Unfortunately, it can take several months, or even longer, to find a treatment that works. Doctors have little advice on where to start. This is why research comparing treatment options is so important – and yet, little valuable comparative research on treatments for idiopathic sensory polyneuropathy has been published.
Researchers compare four treatments for neuropathy
Researchers publishing in JAMA Neurology describe the results of a single trial in which 402 people with idiopathic sensory polyneuropathy were randomly assigned to one of four drugs: duloxetine, mexiletine, nortriptyline, or pregabalin. After 12 weeks, each person rated their neuropathy symptoms on a scale of 1 to 10, noted side effects, and indicated whether they had stopped taking the drug due to side effects, cost, or some other reason.
Although the trial is important and necessary, the results have been disappointing.
- No drug was clearly winning or very effective. For this study, a key measure was whether a drug reduced discomfort by 50%. The most effective treatment was nortriptyline. Of the study subjects taking this drug, 25% said their discomfort improved by at least 50%. The least effective treatment was pregabalin: only 15% of study subjects reported this improvement.
- Side effects were common to all treatments. Nortriptyline had the highest rate of side effects at 56%. Mexiletine had the least with 39%. Fortunately, none of the side effects were considered serious.

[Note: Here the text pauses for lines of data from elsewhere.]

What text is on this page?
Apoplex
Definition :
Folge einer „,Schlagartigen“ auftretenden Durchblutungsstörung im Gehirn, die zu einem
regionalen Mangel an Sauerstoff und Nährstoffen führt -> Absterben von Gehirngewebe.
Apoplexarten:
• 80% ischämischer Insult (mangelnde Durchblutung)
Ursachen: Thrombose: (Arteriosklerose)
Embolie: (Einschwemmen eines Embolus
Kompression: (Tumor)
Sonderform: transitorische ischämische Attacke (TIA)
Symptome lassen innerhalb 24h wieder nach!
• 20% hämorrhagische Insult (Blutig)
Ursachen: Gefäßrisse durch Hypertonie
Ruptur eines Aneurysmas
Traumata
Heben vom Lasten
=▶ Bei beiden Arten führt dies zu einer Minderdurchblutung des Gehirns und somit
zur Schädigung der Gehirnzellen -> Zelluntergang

- People frequently stop taking the assigned medications. Duloxetine had the fewest stops (37%). The highest discontinuation rate was for mexiletine (58%). Reasons given for quitting include side effects and cost.
The study was not perfect
This trial had a number of important limitations:
- The trial lasted only 12 weeks. For a condition that usually lasts a lifetime, longer term results would be more helpful.
- The four drugs compared in this trial were chosen because they work in different ways. But other commonly prescribed drugs were not included. For example, this trial tells us nothing about the performance of gabapentin, amitriptyline, or carbamazepine.
- Study subjects could be treated with any medication they had taken before the trial, even if it had not worked for them.
- The discontinuation rate included factors unrelated to the safety or effectiveness of the drug. The cost of drugs was particularly important in this regard.
- Most of the study subjects (85%) were white. The results could have been different if a more diverse study population had been recruited.
The bottom line
Direct comparisons of treatments for idiopathic sensory polyneuropathy – which many simply call neuropathy – are badly needed, so this trial is important. Yet the biggest takeaway message from this research is that many current treatments are not very good.
Overall, nortriptyline and duloxetine appeared to outperform the other drugs in this trial, so they would be good choices to start with rather than pregabalin and mexiletine. But when the best treatments work well for only a quarter or less of patients, and almost half drop out within the first 12 weeks, it’s clear that better, safer, and cheaper treatments are needed.
Maybe we already have better treatments that weren’t part of this trial. We will need further comparative research to find out for sure.